New research from LifeSight, Willis Towers Watson's DC Master Trust, reveals that 32% of British adults expect to still be working in their 70s, compared with 17% that felt that way in 2010.
This increases to 44% among those aged under 30, compared with 29% of people in their 40s, and 20% aged 50 and over.
In addition, 70% of employees think they will be worse off in retirement than their parents, while those expecting to work past 70 are also more stressed and less engaged with their jobs.
"It's worrying that many who are expecting to retire later are not doing so out of choice," LifeSight head of proposition development, David Bird, said.
"This is not just problematic for individuals, but also for businesses. Employers need to harness their experienced talent in the right way to create a productive and happy workforce."

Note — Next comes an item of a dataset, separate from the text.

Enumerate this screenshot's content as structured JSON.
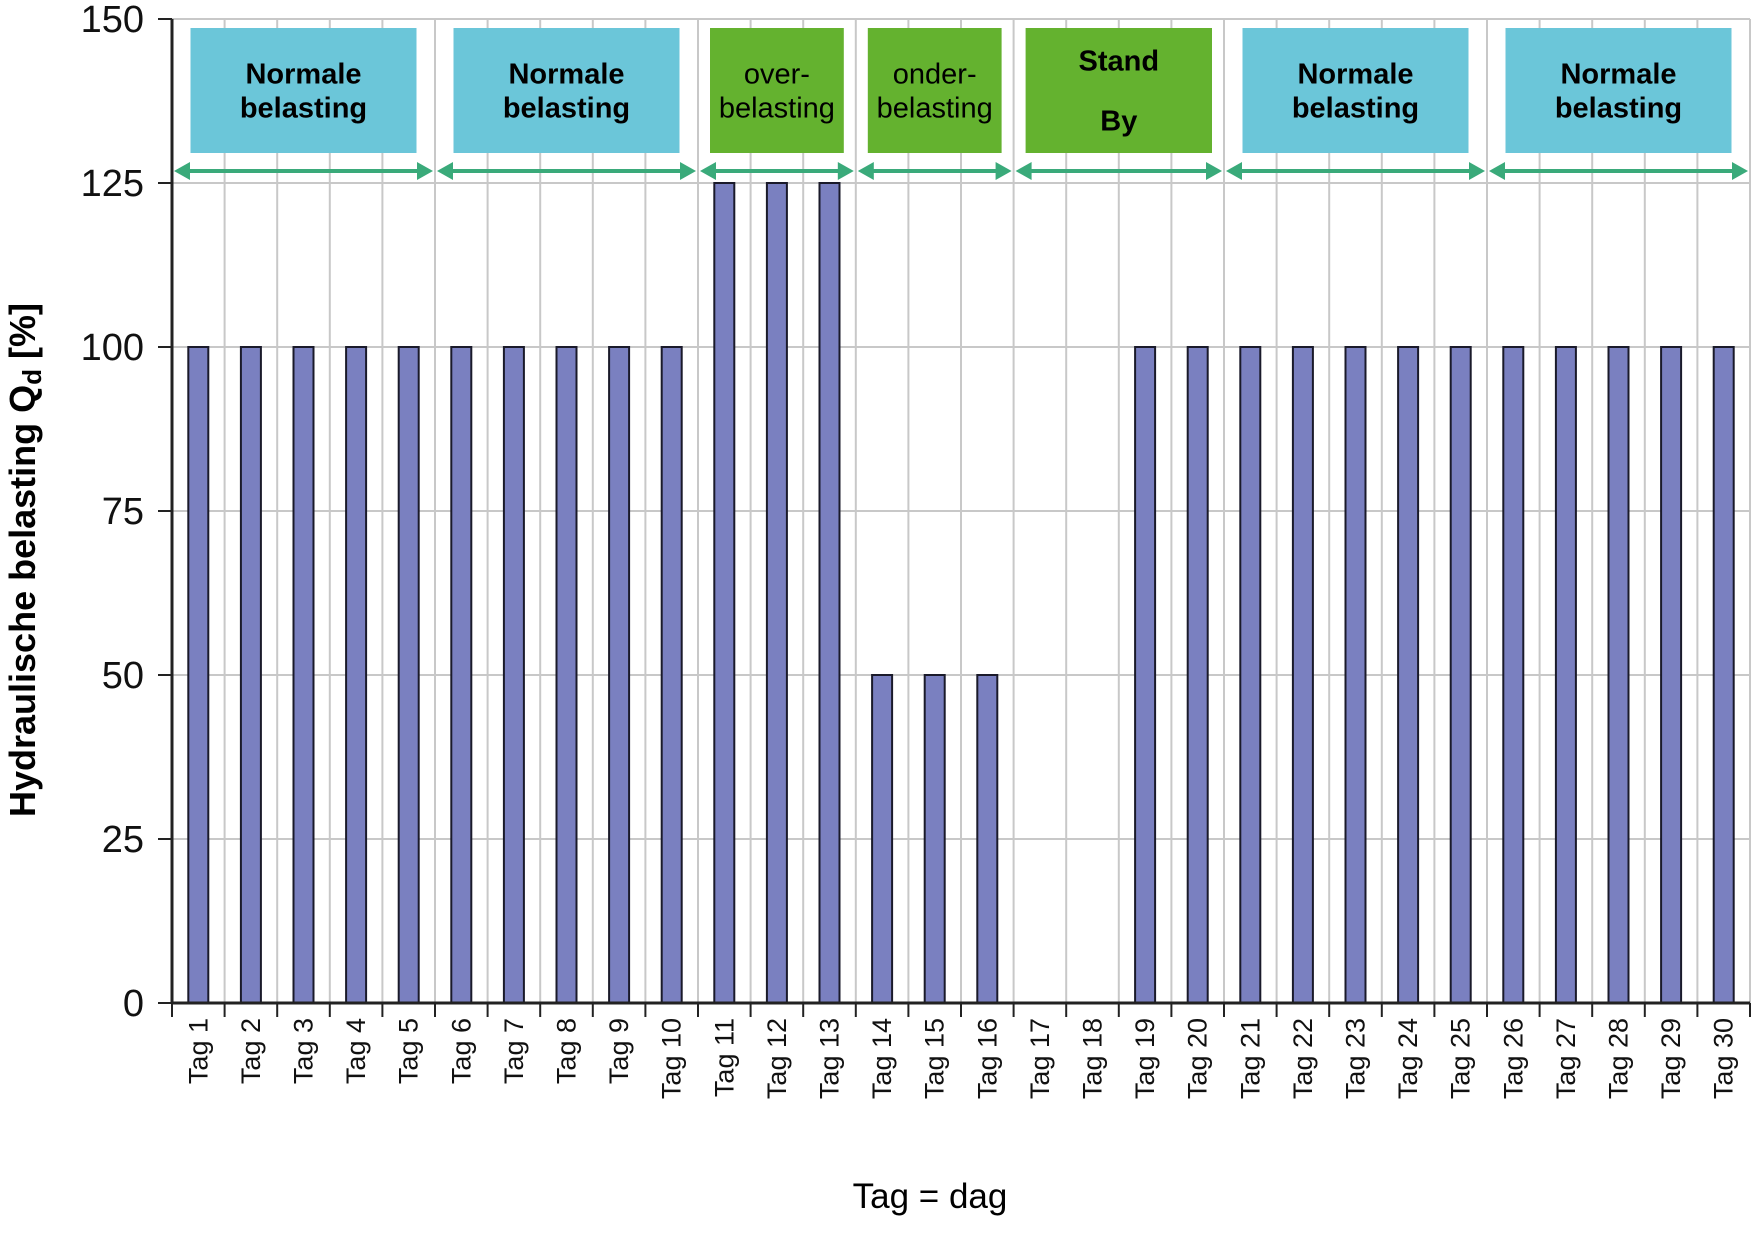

Of those that expect to retire at 70 or over, 29% are "highly stressed" and 34% are in poor health, compared to 10% and 18% respectively of those who think they will stop working before they are 65.
It was also found that 44% of employees believe they will continue working in some form after quitting their main job before they fully retire, with this belief again most prevalent among young people.
This comes after previous research from SunLife found that 85% of people aged over 50 think they retired too early, with this rising to 88% among those who are now older than 70.
On average, those that are retired or semi-retired think they stopped working two-and-a-half years too early, with less than 10% of people over 70 believing they retired too late.
"The fact that people are retiring later is not bad news in itself, as many studies have revealed numerous benefits associated with working longer," Bird continued.
"Businesses need to think about whether their benefit programmes are fit to support an older workforce and provide a productive transition into retirement."